PITTSBURGH - Koppers Holdings Inc. (NYSE: KOP), a manufacturer and supplier of treated wood products, wood treatment chemicals, and carbon compounds, has acquired the industrial division of Cox Industries, a leading producer of wood utility poles and other wood products - expanding Koppers' product lineup and cementing it as a leader in specialty wood products. Koppers acquired Cox for around $200 million in cash.
 
"We are thrilled to return to the U.S. utility pole market with a significantly larger presence than when we exited the business in January 2015," said Koppers President and CEO Leroy Ball. "While we were working hard during the past several years to restructure our operations and reduce our balance sheet leverage, Cox Industrial grew to become the largest supplier of utility poles in the eastern U.S.  The opportunity to re-enter this market with the scale to better compete, along with gaining a growth-focused management team, was attractive and compelling."
 
"We know Koppers well, having enjoyed a strong relationship with the management team over the years, and we share a  commitment to providing innovative products and strong customer service to our served markets," said Cox President and CEO R. Michael Johnson.
 
Cox Industrial is one of a few industry players that competes on a national level due to its capacity, scale and breadth of treatment options.
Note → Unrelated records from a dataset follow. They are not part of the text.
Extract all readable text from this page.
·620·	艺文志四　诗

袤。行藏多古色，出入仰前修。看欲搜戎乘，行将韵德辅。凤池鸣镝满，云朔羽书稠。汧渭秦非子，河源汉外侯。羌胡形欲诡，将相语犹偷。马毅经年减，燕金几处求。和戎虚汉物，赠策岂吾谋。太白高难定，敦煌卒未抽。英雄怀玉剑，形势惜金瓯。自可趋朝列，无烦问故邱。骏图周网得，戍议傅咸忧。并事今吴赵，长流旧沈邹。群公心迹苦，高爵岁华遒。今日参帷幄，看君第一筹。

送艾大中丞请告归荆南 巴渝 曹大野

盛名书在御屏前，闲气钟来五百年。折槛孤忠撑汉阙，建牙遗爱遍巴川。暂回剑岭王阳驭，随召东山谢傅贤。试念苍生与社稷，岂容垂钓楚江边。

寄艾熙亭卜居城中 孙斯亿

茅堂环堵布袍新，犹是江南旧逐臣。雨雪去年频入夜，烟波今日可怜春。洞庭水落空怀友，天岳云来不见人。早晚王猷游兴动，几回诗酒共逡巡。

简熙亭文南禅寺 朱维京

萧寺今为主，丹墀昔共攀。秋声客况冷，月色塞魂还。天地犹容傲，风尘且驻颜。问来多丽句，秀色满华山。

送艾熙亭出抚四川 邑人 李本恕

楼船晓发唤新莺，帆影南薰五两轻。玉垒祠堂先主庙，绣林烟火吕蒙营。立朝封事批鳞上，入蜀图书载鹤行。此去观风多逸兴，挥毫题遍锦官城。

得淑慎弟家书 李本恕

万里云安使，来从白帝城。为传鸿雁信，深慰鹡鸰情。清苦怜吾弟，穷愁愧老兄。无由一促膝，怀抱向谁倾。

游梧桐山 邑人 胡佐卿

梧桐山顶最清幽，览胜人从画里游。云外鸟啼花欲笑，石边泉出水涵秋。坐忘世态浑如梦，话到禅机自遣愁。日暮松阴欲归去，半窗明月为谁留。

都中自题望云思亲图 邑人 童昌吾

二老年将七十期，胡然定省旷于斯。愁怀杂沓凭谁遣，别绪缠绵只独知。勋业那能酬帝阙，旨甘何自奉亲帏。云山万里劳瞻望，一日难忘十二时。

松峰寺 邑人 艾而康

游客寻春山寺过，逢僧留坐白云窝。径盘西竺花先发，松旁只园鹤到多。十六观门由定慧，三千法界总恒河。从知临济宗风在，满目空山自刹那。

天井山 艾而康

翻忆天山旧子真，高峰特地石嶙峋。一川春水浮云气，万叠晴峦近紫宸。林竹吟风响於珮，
The company runs eight manufacturing locations, three dedicated peeling facilities, and 19 reload yards. 
 
Under the terms of the transaction, Cox Industrial will be renamed as the Utility and Industrial Products unit of Koppers.
 
Koppers is financing the acquisition through existing bank debt, and expects to enter into a new secured term loan facility, added to the company's existing $600 million revolving credit facility, immediately after the closing of the transaction.  The new secured term loan facility will include a secured term loan of $100 million with a quarterly amortization of $2.5 million and a five-year maturity.  The initial average borrowing rates under the new facilities are expected to be approximately five percent.
 
Including the Utility and Industrial Products unit, Koppers now expects that 2018 sales will be approximately $1.9 billion, with adjusted earnings before interest, taxes, depreciation and amortization (EBITDA) estimated at $240 million.  The revised guidance represents an increase to the prior estimate of $1.7 billion in sales and $210 million in adjusted EBITDA.